HOUSTON, Texas (KTRK) -- The City of Houston has voted to amend the city's code of ordinances to require outdoor music events on private property to have a permit if the attendance is 500 or greater.

This amendment, which was largely talked about as a response to internet influencers and producers who create pop-up music events that leave the city scrambling to keep them under control, will require events that fall under this umbrella to not only have a permit, but also provide plans for safety, staffing, traffic, and more.

It also allows the City of Houston to recoup money should they have to respond to an emergency at one of these events that isn't properly permitted.

"This is our methodology to ensure that people are safe," Mayor Pro-Tem Dave Martin said.

This amendment is not related to the deadly Astroworld festival in 2021, nor would it have offered any additional protection for that event.

NRG Park is owned by Harris County, and the City of Houston already has an agreement in place to provide security and other safety elements at that facility.

RELATED: Special Events Task Force outlines new safety measures in wake of Astroworld Festival

It also doesn't impact places that already have an occupancy permit, churches, or colleges and universities.

This amendment only applies to music events at the moment, though Mayor Sylvester Turner didn't rule out broadening that designation should Houston Police or Houston Fire see the need to do so.
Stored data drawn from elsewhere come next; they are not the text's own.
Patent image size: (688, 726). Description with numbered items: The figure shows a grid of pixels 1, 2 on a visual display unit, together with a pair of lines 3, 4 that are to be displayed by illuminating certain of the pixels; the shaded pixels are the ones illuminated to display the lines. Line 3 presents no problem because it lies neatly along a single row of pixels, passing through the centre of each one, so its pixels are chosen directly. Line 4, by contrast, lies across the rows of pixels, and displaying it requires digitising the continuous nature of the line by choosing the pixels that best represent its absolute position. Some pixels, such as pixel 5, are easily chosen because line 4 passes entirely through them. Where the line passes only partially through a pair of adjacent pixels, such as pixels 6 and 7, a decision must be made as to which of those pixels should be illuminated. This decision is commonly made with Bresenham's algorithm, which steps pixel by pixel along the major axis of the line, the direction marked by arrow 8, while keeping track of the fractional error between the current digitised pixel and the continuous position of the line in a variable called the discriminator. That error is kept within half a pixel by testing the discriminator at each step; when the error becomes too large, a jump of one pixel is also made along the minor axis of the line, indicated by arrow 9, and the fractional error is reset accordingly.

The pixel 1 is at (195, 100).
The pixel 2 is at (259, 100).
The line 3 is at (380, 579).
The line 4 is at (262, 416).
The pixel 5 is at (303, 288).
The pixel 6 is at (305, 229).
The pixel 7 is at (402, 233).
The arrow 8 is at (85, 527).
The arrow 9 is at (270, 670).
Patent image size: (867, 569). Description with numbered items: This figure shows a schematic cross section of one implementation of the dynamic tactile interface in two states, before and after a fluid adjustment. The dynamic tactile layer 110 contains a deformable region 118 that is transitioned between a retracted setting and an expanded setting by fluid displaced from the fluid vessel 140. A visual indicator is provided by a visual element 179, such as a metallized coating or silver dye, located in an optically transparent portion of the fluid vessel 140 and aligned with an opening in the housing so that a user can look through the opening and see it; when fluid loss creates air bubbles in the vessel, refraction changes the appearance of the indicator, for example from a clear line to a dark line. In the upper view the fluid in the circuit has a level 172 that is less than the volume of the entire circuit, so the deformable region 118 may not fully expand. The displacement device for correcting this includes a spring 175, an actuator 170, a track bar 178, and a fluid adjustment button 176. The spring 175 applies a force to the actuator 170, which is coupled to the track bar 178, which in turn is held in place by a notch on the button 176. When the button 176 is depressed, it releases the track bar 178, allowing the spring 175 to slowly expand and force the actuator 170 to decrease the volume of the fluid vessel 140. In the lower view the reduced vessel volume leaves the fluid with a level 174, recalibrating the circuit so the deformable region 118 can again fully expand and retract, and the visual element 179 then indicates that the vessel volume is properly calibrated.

"If, down the road, there's a need to look at a particular area, we can do that," Turner said. "What I said to everyone is we're dealing with private property owners, and I don't want us to throw a broad net on how people utilize their property unless it becomes a public safety issue."

The amendment goes into effect in 90 days.

"This would have the greatest impact on the health and safety of people moving forward," Turner said on the amendment.